The majority of men are not aware of their darker side, which nevertheless everyone possesses
The former teacher of the island’s school is taking her morning walk when she sees three dark shapes lying on the beach. Two other people have spotted this strange and unwelcome sight: a fisherman and an odd job man. They’re joined by the doctor and the mayor, closely followed by the island’s priest along with a few of his ever-present bees. All are concerned as to what to do, the mayor more worried about the effects on the island’s plans for a thermal baths complex than the tragedy laid out before him. Then the teacher turns up, aghast at any plan other than contacting the police.
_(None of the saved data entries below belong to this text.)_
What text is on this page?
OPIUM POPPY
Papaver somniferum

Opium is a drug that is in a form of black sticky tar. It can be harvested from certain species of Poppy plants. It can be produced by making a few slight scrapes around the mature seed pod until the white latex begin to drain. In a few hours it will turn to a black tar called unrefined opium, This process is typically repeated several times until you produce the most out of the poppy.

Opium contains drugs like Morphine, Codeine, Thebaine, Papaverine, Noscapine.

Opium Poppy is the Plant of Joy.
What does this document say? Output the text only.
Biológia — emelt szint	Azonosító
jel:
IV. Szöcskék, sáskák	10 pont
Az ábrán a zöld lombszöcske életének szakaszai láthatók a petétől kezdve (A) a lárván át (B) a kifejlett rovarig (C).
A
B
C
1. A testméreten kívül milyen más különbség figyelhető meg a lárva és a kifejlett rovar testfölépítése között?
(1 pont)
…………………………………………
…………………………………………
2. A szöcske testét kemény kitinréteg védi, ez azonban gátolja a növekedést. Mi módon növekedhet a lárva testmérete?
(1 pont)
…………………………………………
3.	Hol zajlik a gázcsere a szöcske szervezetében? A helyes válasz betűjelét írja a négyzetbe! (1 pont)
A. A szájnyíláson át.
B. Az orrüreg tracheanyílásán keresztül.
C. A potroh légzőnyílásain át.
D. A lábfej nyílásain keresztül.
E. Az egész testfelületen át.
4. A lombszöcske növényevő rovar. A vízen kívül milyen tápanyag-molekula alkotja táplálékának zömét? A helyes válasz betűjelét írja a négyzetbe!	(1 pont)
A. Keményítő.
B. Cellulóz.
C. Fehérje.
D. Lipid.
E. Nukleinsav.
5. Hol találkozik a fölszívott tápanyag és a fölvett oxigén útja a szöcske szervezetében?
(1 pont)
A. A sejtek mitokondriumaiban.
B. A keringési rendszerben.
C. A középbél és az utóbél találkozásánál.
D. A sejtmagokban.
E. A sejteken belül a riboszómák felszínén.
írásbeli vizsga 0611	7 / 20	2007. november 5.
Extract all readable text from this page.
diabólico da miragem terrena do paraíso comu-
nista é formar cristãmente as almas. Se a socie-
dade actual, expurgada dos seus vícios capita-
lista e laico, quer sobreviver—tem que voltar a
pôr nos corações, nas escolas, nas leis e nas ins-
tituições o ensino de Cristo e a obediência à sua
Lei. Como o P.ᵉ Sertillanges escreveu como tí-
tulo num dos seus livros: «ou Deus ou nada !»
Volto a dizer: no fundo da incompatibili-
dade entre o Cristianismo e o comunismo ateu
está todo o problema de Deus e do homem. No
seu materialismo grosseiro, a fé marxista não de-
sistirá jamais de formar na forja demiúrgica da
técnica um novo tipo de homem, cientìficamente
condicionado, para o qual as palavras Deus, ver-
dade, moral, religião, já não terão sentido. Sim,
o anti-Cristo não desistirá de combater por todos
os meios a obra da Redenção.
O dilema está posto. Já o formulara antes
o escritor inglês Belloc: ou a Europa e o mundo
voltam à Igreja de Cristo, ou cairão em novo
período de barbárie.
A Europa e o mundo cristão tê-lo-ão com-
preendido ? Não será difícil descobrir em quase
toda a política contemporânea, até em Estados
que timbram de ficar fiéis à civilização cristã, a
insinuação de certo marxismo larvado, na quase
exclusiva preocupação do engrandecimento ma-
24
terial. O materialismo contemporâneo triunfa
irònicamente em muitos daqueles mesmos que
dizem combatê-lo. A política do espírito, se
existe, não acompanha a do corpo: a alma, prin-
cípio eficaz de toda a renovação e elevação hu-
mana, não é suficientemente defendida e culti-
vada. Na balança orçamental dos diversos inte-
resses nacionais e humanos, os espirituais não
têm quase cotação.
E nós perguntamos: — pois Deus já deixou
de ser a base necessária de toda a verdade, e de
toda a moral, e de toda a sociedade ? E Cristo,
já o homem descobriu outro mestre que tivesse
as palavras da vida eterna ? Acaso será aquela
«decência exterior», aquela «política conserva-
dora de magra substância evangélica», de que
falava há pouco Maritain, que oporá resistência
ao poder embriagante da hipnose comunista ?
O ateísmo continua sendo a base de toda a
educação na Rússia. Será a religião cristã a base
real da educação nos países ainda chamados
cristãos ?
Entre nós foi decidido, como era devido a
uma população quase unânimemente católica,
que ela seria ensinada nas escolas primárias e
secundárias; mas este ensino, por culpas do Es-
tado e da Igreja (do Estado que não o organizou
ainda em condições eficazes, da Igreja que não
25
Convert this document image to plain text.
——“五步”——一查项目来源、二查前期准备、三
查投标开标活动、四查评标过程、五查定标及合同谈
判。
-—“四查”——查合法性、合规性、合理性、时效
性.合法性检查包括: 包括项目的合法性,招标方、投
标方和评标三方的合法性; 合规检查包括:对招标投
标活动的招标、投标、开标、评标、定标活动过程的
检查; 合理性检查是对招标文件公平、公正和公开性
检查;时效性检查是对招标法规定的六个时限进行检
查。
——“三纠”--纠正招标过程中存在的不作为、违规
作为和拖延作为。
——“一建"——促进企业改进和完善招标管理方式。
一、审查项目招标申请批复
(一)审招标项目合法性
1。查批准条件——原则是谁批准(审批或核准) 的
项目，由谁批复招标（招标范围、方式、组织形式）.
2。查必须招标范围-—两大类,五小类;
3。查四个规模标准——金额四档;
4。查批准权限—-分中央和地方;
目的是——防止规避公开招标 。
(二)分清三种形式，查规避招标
The more self-interested amongst the group scupper the teacher’s idea, dismissing him as a dangerous idealist and agreeing to dispose of the bodies discreetly. All are to remain silent about the corpses but the teacher cannot stifle his conscience, setting about his own investigations as to what happened to these poor young men. Something must be done if the mayor’s plans for the island are to be realised; the teacher must be silenced whatever the cost. Then a stranger turns up. What ensues leads to the ruination of both the island and its people.
Of course, it was not just the wind that played on their minds: the image of the corpses of the three drowned men were stitched to the inside of their eyelids
Claudel’s novel reads like a fable, a twenty-first century morality tale which explores the darker side of human nature: greed, self-interest, corruption and brutality. Adopting titles rather than names for his characters, Claudel underlines the universality of this story which shows the lengths apparently decent people are prepared to go to in order to protect their interests, the way in which mass hysteria can be manipulated and the compromises which we persuade ourselves to make rather than put ourselves in the firing line and do the right thing. The teacher stands out as a lone voice in all this and pays a heavy price. This is not a cheery read, as you may have gathered, although there’s a glimmer of grim humour at times, but it’s a salutary one, fitting for our times. We’d do well to take note of the islanders’ fate.